En un tercer plano, se trascienden todavía más las categorías espacio-temporales para adentrarse en dimensiones metacósmicas. En el judaísmo místico, hallamos a Adam Kadmón, el Hombre Primordial; en el cristianismo estamos ante el Cristo cósmico y el Logos preexistente; en el islam, el Corán escrito se eleva a la existencia del Libro eterno que está junto a Dios, así como en algunas corrientes existe la figura del Hombre Universal (al-Insan al-Kamil) y los Nombres divinos; en el hinduismo, hallamos el Trimurti, Ishwara o Purusha, según las diversas escuelas; en el budismo, el Dharmakaya, el cuerpo cósmico total de Buddha; en el taoísmo, el Chi Primordial y la diada Yin-Yang.
Estos tres niveles de realidad se corresponden con diversas densidades de la forma, es decir, con una gradación de manifestaciones que emanan desde del centro y al cual vuelven. Cuanto más densa es la forma, más concretos y particulares son sus rasgos; cuanto más sutil, más abarcadores y universales.
Los elementos de cada tradición pueden ser puestos en relación en sus respectivos planos como equivalencias homeomórficas. Este término acuñado por Raimon Panikkar es muy pertinente porque, por un lado, respeta las especificidades irreductibles de cada religión y, por otro, permite ponerlas en correlación. El criterio para verificar si las equivalencias homeomórficas que se establecen son adecuadas radica en que cada tradición debe reconocerse en el rol o lugar que se asigna a su vehículo de revelación.
Planos de Realidad y Apertura Interior
Cada círculo se corresponde con un modo de percepción que configura a su vez un modo de realidad. El primero es descriptivo y analítico, propio de los sentidos y de la razón. Es fragmentario, parcial y disperso. El segundo es simbólico y alegórico, propio del mundo imaginal y de la imaginación creadora. La imagen actúa como una concentración e intensificación de sentido. El tercer nivel es sintético y unitivo; antiguamente se atribuía a la facultad del intelecto, término que actualmente se confunde con la mente, cuando en verdad responde a otro órgano cognitivo. Se trata del nous neoplatónico y de la patrística cristiana, que desapareció con la teología escolástica-aristotélica. En el hinduismo y en el budismo se conoce como buddhi o el tercer ojo. Es decir, a cada orden del ser le corresponde un estado y un órgano cognitivo, entendiendo por órgano una dimensión perceptiva que trasciende el cuerpo aunque se da a través de él.

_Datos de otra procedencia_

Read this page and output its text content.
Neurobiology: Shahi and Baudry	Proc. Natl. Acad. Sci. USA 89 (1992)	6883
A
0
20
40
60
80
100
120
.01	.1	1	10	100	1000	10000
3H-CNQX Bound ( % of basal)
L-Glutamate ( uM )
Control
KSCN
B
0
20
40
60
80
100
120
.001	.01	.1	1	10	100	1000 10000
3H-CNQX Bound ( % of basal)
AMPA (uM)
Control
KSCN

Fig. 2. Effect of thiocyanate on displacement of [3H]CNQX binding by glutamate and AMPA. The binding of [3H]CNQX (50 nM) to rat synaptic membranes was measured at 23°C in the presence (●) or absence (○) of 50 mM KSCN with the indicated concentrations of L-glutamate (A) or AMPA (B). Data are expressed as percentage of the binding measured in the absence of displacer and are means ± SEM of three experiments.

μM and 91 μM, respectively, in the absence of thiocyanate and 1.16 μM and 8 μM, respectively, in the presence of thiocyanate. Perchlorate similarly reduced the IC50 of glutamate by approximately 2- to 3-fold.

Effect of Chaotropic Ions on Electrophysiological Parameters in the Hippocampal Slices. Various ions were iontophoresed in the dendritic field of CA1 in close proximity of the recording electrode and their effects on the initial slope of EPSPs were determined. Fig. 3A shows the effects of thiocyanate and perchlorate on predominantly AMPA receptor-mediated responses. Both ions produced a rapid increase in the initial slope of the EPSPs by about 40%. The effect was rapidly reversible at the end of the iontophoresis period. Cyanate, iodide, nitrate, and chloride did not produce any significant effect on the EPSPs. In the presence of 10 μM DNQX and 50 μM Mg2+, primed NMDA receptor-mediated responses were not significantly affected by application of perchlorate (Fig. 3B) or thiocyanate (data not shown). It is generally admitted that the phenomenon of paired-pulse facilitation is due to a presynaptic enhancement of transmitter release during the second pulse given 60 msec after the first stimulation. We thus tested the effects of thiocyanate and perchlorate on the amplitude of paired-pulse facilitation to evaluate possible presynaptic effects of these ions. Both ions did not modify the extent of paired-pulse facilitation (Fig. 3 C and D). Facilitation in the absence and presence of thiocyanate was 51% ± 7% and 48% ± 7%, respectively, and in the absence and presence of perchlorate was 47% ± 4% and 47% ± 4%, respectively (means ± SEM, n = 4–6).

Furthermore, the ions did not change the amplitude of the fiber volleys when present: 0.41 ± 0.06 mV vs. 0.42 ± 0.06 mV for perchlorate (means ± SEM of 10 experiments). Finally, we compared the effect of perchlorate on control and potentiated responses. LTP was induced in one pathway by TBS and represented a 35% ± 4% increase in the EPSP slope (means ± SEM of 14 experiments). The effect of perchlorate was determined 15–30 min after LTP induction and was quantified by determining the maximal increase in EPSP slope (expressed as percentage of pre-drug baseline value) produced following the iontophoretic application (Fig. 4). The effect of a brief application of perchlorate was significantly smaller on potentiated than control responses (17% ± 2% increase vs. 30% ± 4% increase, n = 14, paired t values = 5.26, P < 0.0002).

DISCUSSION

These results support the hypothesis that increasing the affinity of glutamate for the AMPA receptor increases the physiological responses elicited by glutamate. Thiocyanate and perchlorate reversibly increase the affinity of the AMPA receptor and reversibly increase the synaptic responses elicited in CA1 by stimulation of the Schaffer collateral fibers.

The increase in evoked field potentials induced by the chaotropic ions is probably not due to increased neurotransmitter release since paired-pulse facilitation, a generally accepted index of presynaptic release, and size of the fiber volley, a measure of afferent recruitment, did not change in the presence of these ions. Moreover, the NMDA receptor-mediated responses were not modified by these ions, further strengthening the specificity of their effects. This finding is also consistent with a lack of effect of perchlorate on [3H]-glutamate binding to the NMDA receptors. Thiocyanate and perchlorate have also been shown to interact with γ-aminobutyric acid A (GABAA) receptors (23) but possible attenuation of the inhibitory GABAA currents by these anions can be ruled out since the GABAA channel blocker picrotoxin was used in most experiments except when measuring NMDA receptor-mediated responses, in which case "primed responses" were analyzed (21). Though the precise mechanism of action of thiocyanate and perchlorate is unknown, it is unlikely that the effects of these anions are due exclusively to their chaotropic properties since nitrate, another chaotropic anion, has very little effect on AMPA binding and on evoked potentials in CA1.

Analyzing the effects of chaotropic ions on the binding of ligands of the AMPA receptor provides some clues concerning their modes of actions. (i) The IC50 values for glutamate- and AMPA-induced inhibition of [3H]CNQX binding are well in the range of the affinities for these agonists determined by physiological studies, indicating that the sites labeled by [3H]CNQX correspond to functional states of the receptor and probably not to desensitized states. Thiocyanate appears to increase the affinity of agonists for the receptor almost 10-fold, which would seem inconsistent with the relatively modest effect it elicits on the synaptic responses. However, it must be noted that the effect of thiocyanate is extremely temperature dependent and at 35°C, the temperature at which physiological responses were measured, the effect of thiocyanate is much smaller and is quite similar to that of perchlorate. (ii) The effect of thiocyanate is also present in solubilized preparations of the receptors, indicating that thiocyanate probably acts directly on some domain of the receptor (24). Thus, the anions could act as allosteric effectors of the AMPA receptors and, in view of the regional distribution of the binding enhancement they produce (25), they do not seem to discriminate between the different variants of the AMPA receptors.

Cada círculo está relacionado con sus correlativos estados espirituales. Todas las tradiciones han señalado que la actitud de apertura y de receptividad con la que nos situamos ante las cosas afecta el modo de percibirlas. La amplitud y profundidad cognitivas no se refieren solo a territorios que se abren en el mismo plano, sino que se van desplegando sucesivos niveles de realidad. Esta captación no depende únicamente de nuestros órganos perceptivos, de nuestros esquemas culturales y de nuestra inteligencia, sino que radica en consentir a una apertura interior. La avidez y la posesividad hacen que persista y se refuerce la separación de la propia individualidad respecto de la manifestación. Cuanto más serenidad desapropiatoria se dé en la relación con ellos, mayor comunión y mayor conciencia de unidad se despliega con el Todo. Todo fenómeno vela y desvela al mismo tiempo. Lo que se manifiesta oculta lo que contiene en su interior y, a la vez, posibilita que se vislumbre a través de él el fondo del que emana, ya que es por esta razón que el fenómeno existe.
Así pues, los tres niveles de realidad ―sin mencionar por el momento el centro― se corresponden con tres niveles de percepción y con tres grados de apertura y de conciencia. Cuanto más denso es el plano de realidad, más concreto y asociado está a una forma definida. Cuanto más elevado, más sutil y menos ligado está a un contorno determinado. Tal es el orden y sentido iniciático: cuanto más avanzado se está en el camino, más se trasciende y se universaliza la forma concreta original sin que por ello desaparezca. A cada nivel le corresponde un modo o género de expresión. En términos de Juan Maltus, maestro tolteca, «el otro conocimiento abre las puertas de la otra realidad a condición de que el neófito se vuelva otro«.